A travers l’histoire des descendants de Benjamin Honey, où se mêlent noirs, blancs et mulâtres, c’est une page de celle des États-Unis que nous raconte Harding et elle aura évidemment une résonance bien particulière avec celle des peuples indiens car c’est encore une fois la même idéologie mortifère qui est ici mise en oeuvre, cette obsession d’assimiler à tout prix les non-blancs, de fondre dans le même creuset celles et ceux qui pensaient pouvoir s’en tenir éloignés. Si la marche de l’histoire et du « progrès » semble inexorable, il n’en reste pas moins que, par leur solidarité et leur intégrité, les insulaires donneront du fil à retordre aux autorités chargées de leur éducation et de leur déplacement. Paul Harding offre ainsi à cette communauté, certes rongée par les poux et la vermine, une fierté et une détermination qui forcent le respect. Les portraits de ces exilés volontaires sont parfois saisissants de force et de réalisme et l’on ne peut qu’être touché par l’empathie dont fait preuve Paul Harding envers ses protagonistes lorsqu’il s’aventure dans différents épisodes de l’épopée familiale. S’il ne se prive pas de dénoncer l’absurdité de cette tentative d’assimilation forcée, Paul Harding enfonce le clou lorsqu’il suit le parcours d’Ethan Honey, dont les talents de dessinateur lui permettent de partir étudier sur le continent mais qui devra disparaître du jour au lendemain pour une histoire d’amour qui lui était interdite, victime de préjugés qui l’avaient suivi jusque dans cette tentative de nouvelle vie.

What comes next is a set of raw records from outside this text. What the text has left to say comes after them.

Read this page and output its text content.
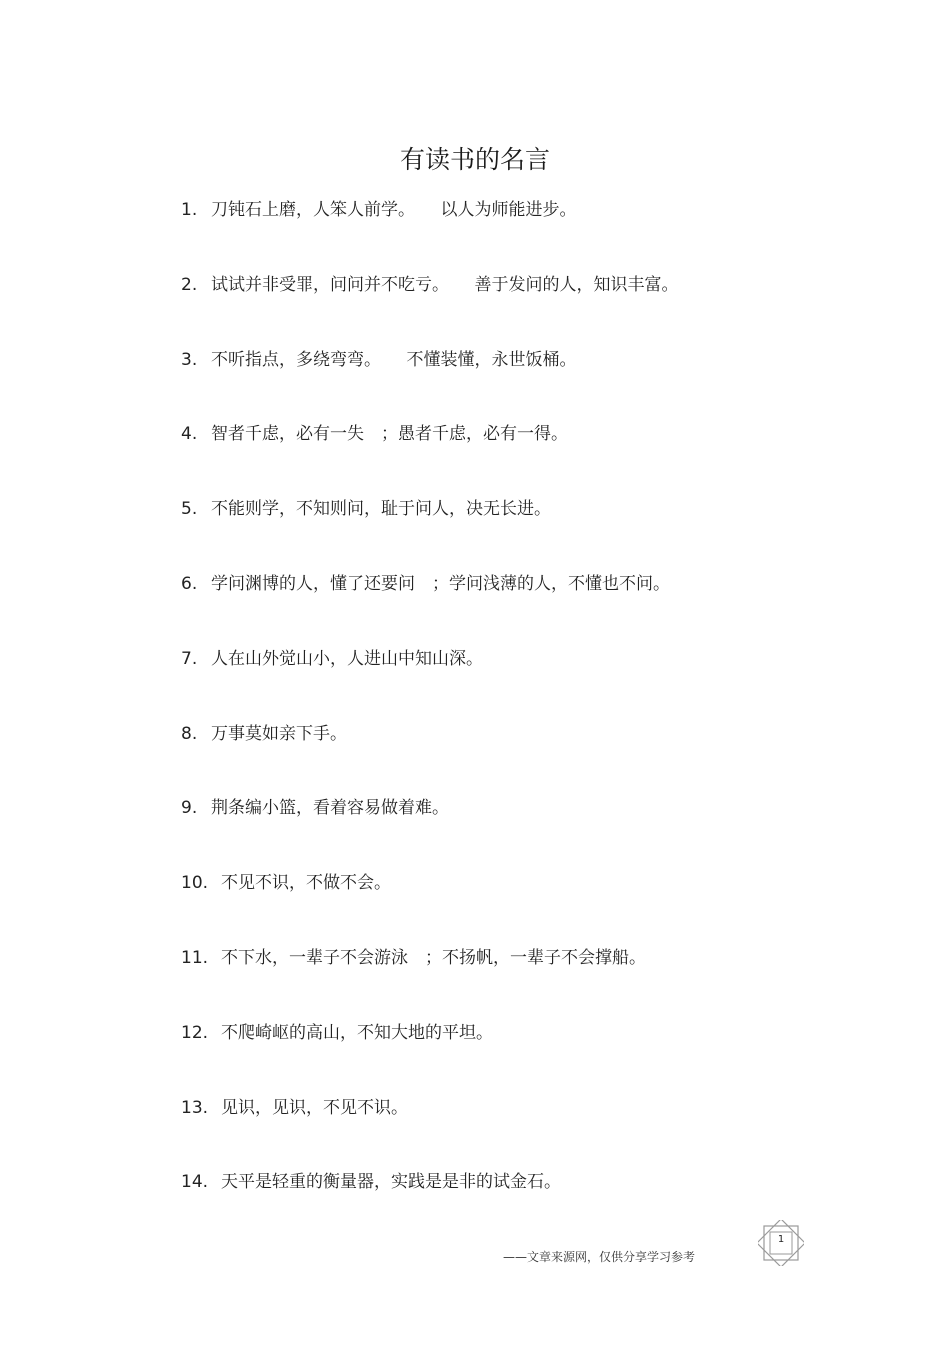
有读书的名言
1. 刀钝石上磨，人笨人前学。　　以人为师能进步。
2. 试试并非受罪，问问并不吃亏。　　善于发问的人，知识丰富。
3. 不听指点，多绕弯弯。　　不懂装懂，永世饭桶。
4. 智者千虑，必有一失　；愚者千虑，必有一得。
5. 不能则学，不知则问，耻于问人，决无长进。
6. 学问渊博的人，懂了还要问　；学问浅薄的人，不懂也不问。
7. 人在山外觉山小，人进山中知山深。
8. 万事莫如亲下手。
9. 荆条编小篮，看着容易做着难。
10. 不见不识，不做不会。
11. 不下水，一辈子不会游泳　；不扬帆，一辈子不会撑船。
12. 不爬崎岖的高山，不知大地的平坦。
13. 见识，见识，不见不识。
14. 天平是轻重的衡量器，实践是是非的试金石。
——文章来源网，仅供分享学习参考
1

Paul Harding par Ekko von Schwichow.

Porté par une écriture évocatrice et foisonnante, Cet autre Eden fait entendre une voix forte qui s’élève contre la façon dont certaines pratiques nuisibles n’ont de cesse d’être mises en oeuvre dans l’histoire du pays, que ce soit contre les populations autochtones ou les afro-américains. Chant de résistance, chant désespéré à la beauté déchirante, ce troisième roman devrait achever d’imposer Paul Harding comme un grand romancier américain contemporain.

« La famille typique sur Apple Island se compose traditionnellement d’un renégat blanc en guise de père, d’une dame rachitique noire comme du charbon en guise de mère, ou vice-versa, et d’une portée de rejetons basanés issus de leur union. Quelle déplorable hérédité pour ces petits. La colonie ressemble plus à un bidonville qu’à un village. Tous ses résidents y cohabitent pêle-mêle, noirs, blancs et mulâtres, sans distinction. Tous sont liés par le sang et bon nombre d’entre eux, pour ne pas dire la plupart, sont atteints d’idiotie clinique ainsi que d’indolence. » Article signé Norma Clearland paru dans le Foxden Journal après l’envoi sur l’île du premier comité du Conseil du Gouverneur.

Traduit de l’anglais (États-Unis) par Pierre Matthieu.

Yann.

Cet autre Eden, Paul Harding, Buchet-Chastel, 320 p. , 23€50.